On Tue, 19 Aug 2003 14:57:38 -0400, Glen Daniels wrote
> Hopping in here again... sorry for the delay in replying.  I know 
> this conversation has progressed from here, but I wanted to send 
> this before catching up since I started writing it last week! :)
> 
> > | It seems to me that there are a few API methods that need 
> > to be added 
> > | to the JAX-RPC SOAPHeaderElement definition. for example, an 
> > | 'isProcessed' method to mark that a handler did in fact 
> > successfully 
> > | process the header. without the inclusion of this method, 
> > handlers do 
> > | not have the option of conditionally processing a MU header 
> > (and still 
> > | passing the header element down the chain).
> > 
> >   No, No... If a MU header is *correctly* processed, the node 
> > will be removed or changed to another node.  But, the message 
> > style is outside the scope of SOAP 1.1, 1.2, and JAX-RPC spec.
> 
> I think you may have misunderstood the SOAP spec, Toshi.  When they 
> talk about the "SOAP Message Path" that means the collection of SOAP 
> Nodes along a message path - i.e. different servers, each of which 
> implements the SOAP processing model.  As Chris pointed out a 
> Handler is not a SOAP Node itself, so it doesn't have to do anything 
> to the headers to pass them along to the next Handler.  Otherwise 
> you'd have to do MU checking/processing at EACH Handler, which would 
> be bad.
> 
> I was talking to Marc Hadley from Sun at XML/WS One and he mentioned 
> that JAX-RPC's handler architecture supports MUs declaratively - in 
> other words, the deployment descriptor for a given handler states 
> which QNames are understood by that handler.  I haven't looked into 
> this code in a while, but we must support this pattern as well (if 
> the TCK tests it).  So that's good enough to calm my worries.
> 
> Also, the "processed" flag should really be renamed to "understood" 
> for Axis.  It's not strictly an indication that the header was 
> *successfully* processed, just that it was in fact understood by the 
> Handler in question.
> 
> I still like the "up front" checking for this (which is the same 
> pattern as JAX-RPC uses) rather than the check-on-the-way-through.
> 
> > | Another facet to consider is that deployment descriptors should 
> > | represent options that may be enabled at deployment time. A 
> > handler is 
> > | either built to process a header or not.

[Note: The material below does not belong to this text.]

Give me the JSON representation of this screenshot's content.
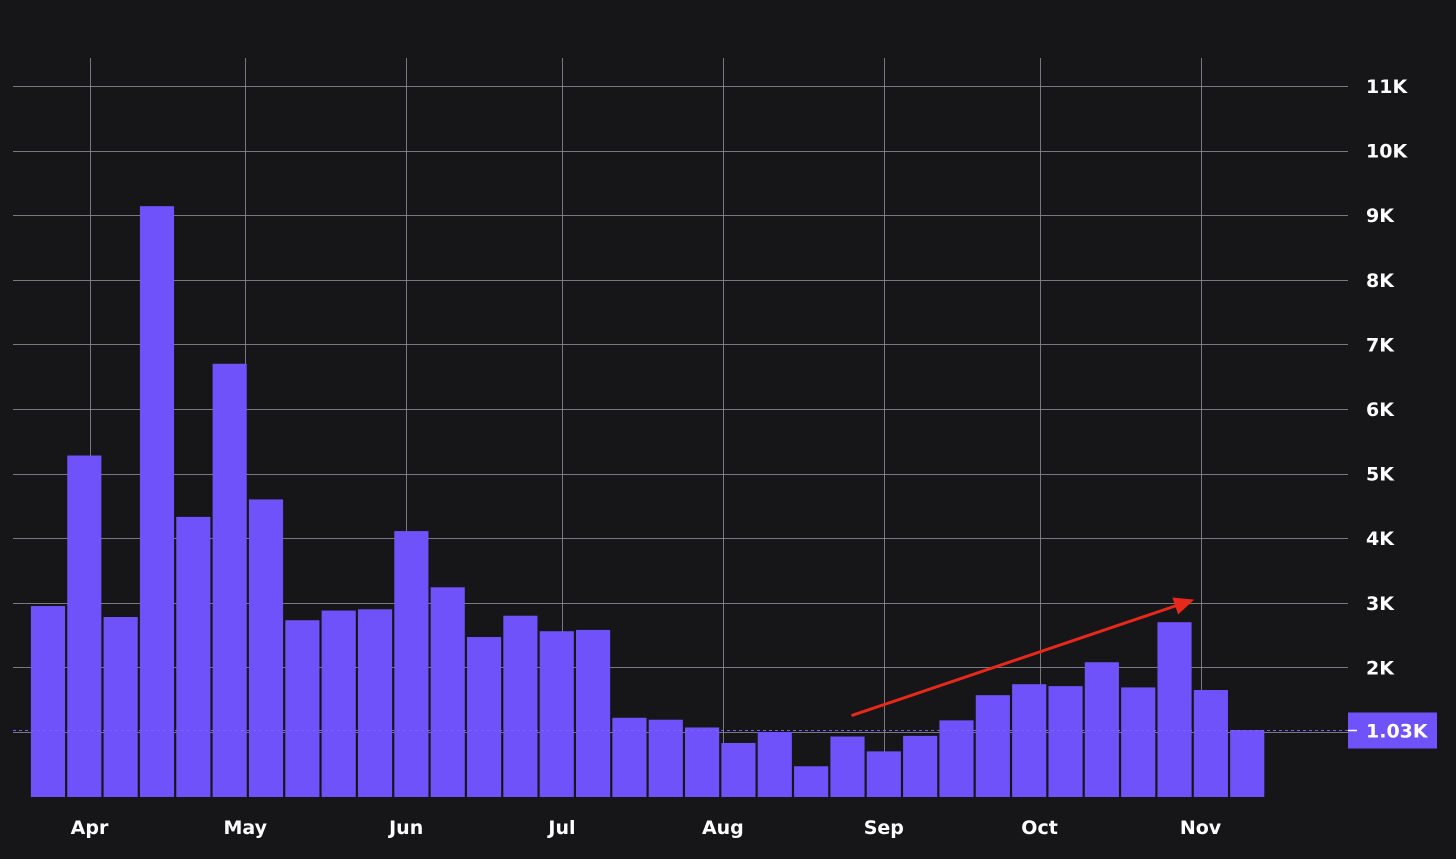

A deployment marker has no 
> > | influence on the run-time operation of the handler.
> 
> A given Handler can process a certain number of QNames.  That 
> handler can either get that list of "understood" QNames 
> declaratively (from config metadata) or programatically (in the code)
> , however for maximal flexibility it should be asked about it at 
> runtime in either case.  Since the code is really the final arbiter -
>  in other words, you probably wrote the code for a Handler while 
> looking at the spec for some particular set of headers - we should 
> support the idea that Handlers can just know which headers they support.